The Windows 95 dispute is almost a moot point now that Netscape is giving away its browser. All the real money is in the server components of Internet and intranet technology-directory services, Web servers, messaging servers, and the like. Coincidentally, more of those server components are being integrated into the Windows NT operating system--at least, Microsoft versions of the technology are.

Take, for example, Internet Information Server. It's been available free for Windows NT Server since version 3.51, and ostensibly offers similar levels of functionality to those provided by other Web server products for NT. But when competitors attempted to build products that competed with IIS on the less expensive NT Workstation platform, Microsoft changed the connection licensing for Workstation to close the door on them. Sure, N etscape FastTrack Server still runs on NT Workstation, but with a 10-concurrent-user limit, what's the point?

Then there's directory services. Microsoft will include Active Directory Service as part of the NT 5.0 operating system. And while other companies, including Novell, have brought their directory services to NT, Microsoft has continually spread fear, uncertainty, and doubt about them--at one point suggesting that NDS for NT wouldn't be supported by NT 5.0.

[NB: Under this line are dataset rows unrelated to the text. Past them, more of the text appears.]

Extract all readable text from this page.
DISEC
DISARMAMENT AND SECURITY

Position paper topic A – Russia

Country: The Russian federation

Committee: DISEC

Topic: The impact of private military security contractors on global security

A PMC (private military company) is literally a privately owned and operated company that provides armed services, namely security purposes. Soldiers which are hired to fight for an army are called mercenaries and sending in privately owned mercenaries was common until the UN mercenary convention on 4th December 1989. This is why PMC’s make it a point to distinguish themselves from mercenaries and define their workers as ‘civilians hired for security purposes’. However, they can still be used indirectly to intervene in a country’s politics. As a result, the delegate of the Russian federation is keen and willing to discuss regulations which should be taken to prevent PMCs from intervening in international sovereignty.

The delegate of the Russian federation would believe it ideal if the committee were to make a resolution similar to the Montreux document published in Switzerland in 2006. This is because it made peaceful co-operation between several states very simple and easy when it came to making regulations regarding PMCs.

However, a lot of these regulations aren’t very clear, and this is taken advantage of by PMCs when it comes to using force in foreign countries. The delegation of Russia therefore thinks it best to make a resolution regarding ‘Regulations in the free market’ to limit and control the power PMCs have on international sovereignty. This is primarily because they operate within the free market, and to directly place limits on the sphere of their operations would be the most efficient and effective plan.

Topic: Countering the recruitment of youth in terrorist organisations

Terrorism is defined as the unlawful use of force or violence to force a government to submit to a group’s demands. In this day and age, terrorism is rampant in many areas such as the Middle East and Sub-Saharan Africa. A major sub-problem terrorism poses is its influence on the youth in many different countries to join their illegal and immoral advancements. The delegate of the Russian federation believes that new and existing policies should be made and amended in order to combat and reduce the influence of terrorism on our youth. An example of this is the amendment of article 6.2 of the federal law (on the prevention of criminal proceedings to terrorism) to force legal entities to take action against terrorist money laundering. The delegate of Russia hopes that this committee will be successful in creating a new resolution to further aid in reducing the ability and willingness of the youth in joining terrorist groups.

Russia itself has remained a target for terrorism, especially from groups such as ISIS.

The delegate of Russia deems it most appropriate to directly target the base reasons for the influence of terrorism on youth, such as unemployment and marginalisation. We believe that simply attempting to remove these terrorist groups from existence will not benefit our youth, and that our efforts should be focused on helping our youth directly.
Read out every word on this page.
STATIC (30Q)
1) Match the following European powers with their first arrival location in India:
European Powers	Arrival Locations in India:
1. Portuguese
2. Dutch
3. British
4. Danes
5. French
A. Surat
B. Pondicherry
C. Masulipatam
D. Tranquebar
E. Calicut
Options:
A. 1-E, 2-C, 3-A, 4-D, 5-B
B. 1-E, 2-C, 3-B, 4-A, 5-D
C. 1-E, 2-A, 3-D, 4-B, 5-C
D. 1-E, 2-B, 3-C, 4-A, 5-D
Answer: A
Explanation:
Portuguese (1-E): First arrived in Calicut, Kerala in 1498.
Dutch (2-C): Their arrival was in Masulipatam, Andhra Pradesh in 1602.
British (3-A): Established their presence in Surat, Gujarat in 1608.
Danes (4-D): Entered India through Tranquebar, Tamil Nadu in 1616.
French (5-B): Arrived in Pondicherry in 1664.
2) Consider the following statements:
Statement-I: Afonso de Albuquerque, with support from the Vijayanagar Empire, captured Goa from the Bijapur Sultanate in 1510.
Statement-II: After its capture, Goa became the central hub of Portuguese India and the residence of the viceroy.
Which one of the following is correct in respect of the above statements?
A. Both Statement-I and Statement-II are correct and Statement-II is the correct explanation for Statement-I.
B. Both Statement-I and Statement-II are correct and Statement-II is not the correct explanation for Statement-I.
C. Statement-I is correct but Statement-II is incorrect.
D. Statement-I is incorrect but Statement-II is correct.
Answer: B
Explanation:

This sort of strategy has always been part of Microsoft's operating system business--each time someone has discovered a profitable piece of add-on functionality for the operating system du jour, Microsoft has either bought the technology or copied it for its next operating system release. Remember Stac Electronics' compression software? Remember how Microsoft essentially stole it for DOS 6? Remember the lawsuit?

But the strategy is particularly effective--and insidious--on the NT Server platform. By integrating IIS and ADS (and their APIs) into NT, Microsoft creates a built-in market for the products that integrate with them-like BackOffice. Eliminating competitors' ability to compete on an equal footing with NT is truly anticompetitive behavior.

Forget the browsers, Janet. It's the server, stupid.